Here is my one page proposal for a joint geography and transport PhD on
road traffic accident incidence submitted on 23/02/00:
Explaining Geographical Road Traffic Accident Patterns
Analysing road traffic accident (RTA) patterns is of considerable practical
importance. RTAs account for approximately 300000 fatalities worldwide,
4000 in the UK and 100 in West Yorkshire annually, the number of injuries
is around 50 to 100 times higher. Perhaps the most worrying thing
of all is that despite attempts to improve safety, all these figures are
rising. Spatially referenced data concerning RTAs has been collected
and stored as a mandatory requirement in the UK for many years. This
data is compiled in a database or data structure called STATS19 which contains
grid references (giving the approximate location of accidents to the nearest
metre), variables describing the time of the accident, the people and vehicles
involved, and the road and weather conditions. Further information
in the database includes a classification for the severity of the accident
and a written description of the event. From STATS19 different types
of accidents can be selected and the density of these accidents can be
compared with those from a model that tries to predict these accident frequencies
or rates. Such models have been developed based on road network characteristics
and other geographical information but there is likely to be a geographical
residual or observable difference between what is predicted by the model
and what is observed or recorded in the incidence data. The Geographical
Analysis Machine (GAM) can be used to map this residual error and identify
where model predictions differ greatly from the observed incidence rates
over a given period of time. A geographical residual is very likely
to exist because of exogenous geographical factors that affect RTA incidence
that are not included in the models.
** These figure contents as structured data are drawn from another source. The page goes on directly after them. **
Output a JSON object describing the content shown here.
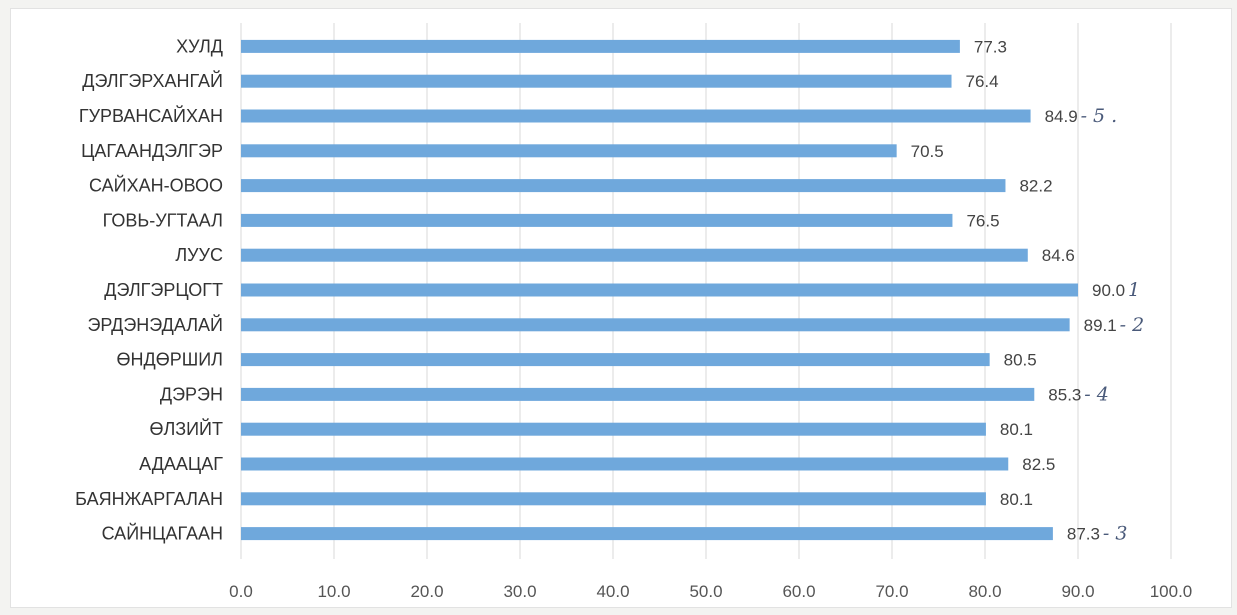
{
  "chart_data": {
    "type": "bar",
    "orientation": "horizontal",
    "categories": [
      "ХУЛД",
      "ДЭЛГЭРХАНГАЙ",
      "ГУРВАНСАЙХАН",
      "ЦАГААНДЭЛГЭР",
      "САЙХАН-ОВОО",
      "ГОВЬ-УГТААЛ",
      "ЛУУС",
      "ДЭЛГЭРЦОГТ",
      "ЭРДЭНЭДАЛАЙ",
      "ӨНДӨРШИЛ",
      "ДЭРЭН",
      "ӨЛЗИЙТ",
      "АДААЦАГ",
      "БАЯНЖАРГАЛАН",
      "САЙНЦАГААН"
    ],
    "values": [
      77.3,
      76.4,
      84.9,
      70.5,
      82.2,
      76.5,
      84.6,
      90.0,
      89.1,
      80.5,
      85.3,
      80.1,
      82.5,
      80.1,
      87.3
    ],
    "data_labels": [
      "77.3",
      "76.4",
      "84.9",
      "70.5",
      "82.2",
      "76.5",
      "84.6",
      "90.0",
      "89.1",
      "80.5",
      "85.3",
      "80.1",
      "82.5",
      "80.1",
      "87.3"
    ],
    "handwritten_annotations": [
      "",
      "",
      "- 5 .",
      "",
      "",
      "",
      "",
      "1",
      "- 2",
      "",
      "- 4",
      "",
      "",
      "",
      "- 3"
    ],
    "xticks": [
      "0.0",
      "10.0",
      "20.0",
      "30.0",
      "40.0",
      "50.0",
      "60.0",
      "70.0",
      "80.0",
      "90.0",
      "100.0"
    ],
    "xlim": [
      0,
      100
    ],
    "grid": true,
    "legend": "none",
    "title": "",
    "xlabel": "",
    "ylabel": "",
    "bar_color": "#6fa8dc",
    "grid_color": "#d9d9d9",
    "annotation_color": "#4a5a7a"
  }
}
What are these exogenous geographical
factors and can they be measured or used to develop better models and road
safety information? What are the different types of geographical
factors that are related to RTA incidence? What geographical information
can be used to predict RTA rates? How much of the observed RTA incidence
can be explained by geographical information? How much are RTA rates
affected by the geographical environment? What additional geographical
variables can improve transport models that predict RTA rates or frequency?
What geographical information can help target road safety campaigns?
These kinds of questions will be addressed in the PhD and an introduction
and extensive literature review will ground the research.